Use sharp bypass hand pruners on roses. Should you need to cut canes larger than one-half inch in diameter, you should use bypass loppers. Hybrid tea and grandiflora roses generally are cut back to about 18 to 24 inches from the ground. Other types of roses that are everblooming (such as China, tea, noisette, Bourbon, polyantha, floribunda, landscape and miniature roses) also may be pruned now. In general, roses in these categories have more pleasing shapes without severe pruning. Unless there is a need to control their size, they are only lightly shaped under most circumstances.

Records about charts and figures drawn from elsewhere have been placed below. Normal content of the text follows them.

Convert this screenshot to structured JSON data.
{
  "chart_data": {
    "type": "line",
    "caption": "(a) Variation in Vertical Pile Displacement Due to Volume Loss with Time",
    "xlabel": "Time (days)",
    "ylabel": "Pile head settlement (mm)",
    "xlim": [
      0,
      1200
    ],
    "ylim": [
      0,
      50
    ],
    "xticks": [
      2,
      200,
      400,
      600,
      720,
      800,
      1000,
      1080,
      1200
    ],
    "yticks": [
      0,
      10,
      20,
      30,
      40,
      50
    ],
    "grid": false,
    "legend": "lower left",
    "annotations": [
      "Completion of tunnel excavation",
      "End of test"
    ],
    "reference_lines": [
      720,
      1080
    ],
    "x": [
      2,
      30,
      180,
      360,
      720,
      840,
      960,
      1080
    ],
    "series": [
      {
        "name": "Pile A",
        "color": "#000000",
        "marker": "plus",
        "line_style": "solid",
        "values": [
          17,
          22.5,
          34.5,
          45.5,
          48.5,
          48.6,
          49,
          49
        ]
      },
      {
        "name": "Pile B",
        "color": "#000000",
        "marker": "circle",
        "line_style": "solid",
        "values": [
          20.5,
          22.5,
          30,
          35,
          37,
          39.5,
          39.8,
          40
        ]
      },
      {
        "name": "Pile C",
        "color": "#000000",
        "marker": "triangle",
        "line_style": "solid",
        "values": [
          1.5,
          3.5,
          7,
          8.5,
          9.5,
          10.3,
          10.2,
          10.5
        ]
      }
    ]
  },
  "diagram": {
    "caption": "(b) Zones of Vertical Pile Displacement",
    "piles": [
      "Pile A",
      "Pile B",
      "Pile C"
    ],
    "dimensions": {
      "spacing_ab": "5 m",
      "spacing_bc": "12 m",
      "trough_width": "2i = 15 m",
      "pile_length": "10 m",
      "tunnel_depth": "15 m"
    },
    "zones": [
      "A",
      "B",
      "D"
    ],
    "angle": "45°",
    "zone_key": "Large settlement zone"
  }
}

First, prune out any dead or diseased canes. To shape the bushes, you can use hand pruners to selectively cut back individual branches. Landscape roses can even be sheared with hedge shears to shape them and encourage full, bushy growth. If some of your bushes are considerably overgrown, they will tolerate severe pruning to get them back into shape. Other than hybrid teas and grandifloras, roses are cut back about one-third to one-half their height, depending on the situation. Long, especially vigorous shoots that have grown well beyond the rest of the bush and make it look out of balance may be cut back further than the rest of the bush. Young bushes planted within the last year or two likely will not need drastic pruning but may be cut back slightly to encourage a full, bushy plant. It is easier and healthier for the rose bush if you prune at least once a year. It is very difficult to properly prune a rose bush that has been allowed to grow for several years without pruning. Don’t forget that we also do a second, but not as severe, pruning on ever blooming roses in late summer through late August.